In a clustered high availability setup I would expect a DBA to be managing the database, or in the case of RDS, this might be handled by AWS themselves. A lot of work is typically expended on 0-downtime database migration, and the ability to run multiple versions of applications side by side and rollback, particularly around schema changes and data migration. To me, baking this process in to the bootstrap feels like it makes a lot of assumptions about the environment.
By not having a single process entrypoint be the way that you run your container, you miss out on other things like containers stopping when the program crashes, and things like the docker logging driver. That makes your application difficult to integrate with centralized logging if we want to, and more complex to monitor.
While this is really quite personal as a view, I tend to think of any batch script that’s longer than 10 or so lines (and has logic in it) to be a sign of something bad - at that point you should use a scripting language. A 650 line bash script is practically a harbinger of the apocalypse.
For configuration management, it feels entirely wrong to be discussing Chef and Puppet (that’s just in this thread though), since these are generally speaking tools for reaching in and changing VMs. There is a reason that CoreOS and others are using etcd / consul, and it’s largely that for high availability clusters, services may have to subscribe to and change config on the fly. Both also support distributed locks.
A number of your templates are actually interactions with the nginx configuration. The normal way of running ruby in a container (iirc) is not to use nginx (which you would on a VM to get a decent level of parallelism) but to just use more containers. Pulling Nginx out seems like a good idea, especially since there’s a template for SSL configuration in there - if it’s your front facing layer it’s even more important for sysadmins to be able to configure it and ensure it’s patched separately and preferably network segmented away from direct DB access. We may be load balancing servers anyway using ELBs, HAProxy or something else, and while it’s nice to have a starter nginx config generated, I want my sysadmins to be able to manage it without learning your templating system or re-bootstrapping the application.
Decomposing the service components may cause a lot of the templating shrink, because you’re not needing to mess around with a significant amount of configuration on a single machine, and a lot of these things can be handled by much smaller modifications and extensions of standard images (thus removing a lot of the installation, and cleaning up what things are requirements for what). The overview of your application becomes much simpler, as the service architecture becomes clearer.

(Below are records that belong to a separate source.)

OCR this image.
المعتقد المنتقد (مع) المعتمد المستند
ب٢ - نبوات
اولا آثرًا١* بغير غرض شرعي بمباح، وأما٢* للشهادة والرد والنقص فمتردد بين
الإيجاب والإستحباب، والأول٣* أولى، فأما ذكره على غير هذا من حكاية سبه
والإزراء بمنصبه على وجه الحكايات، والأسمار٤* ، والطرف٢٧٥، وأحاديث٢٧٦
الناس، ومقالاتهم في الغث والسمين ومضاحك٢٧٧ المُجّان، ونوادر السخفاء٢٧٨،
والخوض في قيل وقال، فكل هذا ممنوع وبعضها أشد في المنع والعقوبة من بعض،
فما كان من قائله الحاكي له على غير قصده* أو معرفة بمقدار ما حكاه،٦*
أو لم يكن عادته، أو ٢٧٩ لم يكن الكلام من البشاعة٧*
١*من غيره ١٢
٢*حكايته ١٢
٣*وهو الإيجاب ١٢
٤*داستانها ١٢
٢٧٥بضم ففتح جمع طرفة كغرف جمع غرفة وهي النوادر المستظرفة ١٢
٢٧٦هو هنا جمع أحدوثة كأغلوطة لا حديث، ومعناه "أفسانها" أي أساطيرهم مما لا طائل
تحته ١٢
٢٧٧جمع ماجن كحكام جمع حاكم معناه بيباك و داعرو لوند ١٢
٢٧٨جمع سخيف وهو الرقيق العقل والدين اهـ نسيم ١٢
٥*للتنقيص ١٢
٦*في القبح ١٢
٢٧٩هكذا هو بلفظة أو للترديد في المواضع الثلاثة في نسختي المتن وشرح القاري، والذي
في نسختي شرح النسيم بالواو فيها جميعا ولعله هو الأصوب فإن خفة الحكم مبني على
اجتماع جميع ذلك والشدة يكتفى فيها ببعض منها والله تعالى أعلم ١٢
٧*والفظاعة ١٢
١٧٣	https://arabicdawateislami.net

Note that none of this should preclude providing a simple “out of the box” configuration for developers, small installations and trials, but it becomes easier for sysadmins to manage as needed. (See: http://blog.hypriot.com/post/docker-compose-nodejs-haproxy/). Fixing your bootstrap to just produce an image totally answers the “how do I make sure the same thing is running on multiple machines”, because that’s exactly what having a docker image is supposed to give you, by relying on version tags or a local private repository.
I hope that I’ve done a semi-reasonable job of explaining why I find some of the choices concerning, and why they potentially make it more difficult than it needs to be for our teams to take responsibility for and own a deployment of Discourse. I really want to like it, because it means we don’t have to build or fork a forum solution to make it fit, but I also have to consider the cost of operation and SLAs we can give.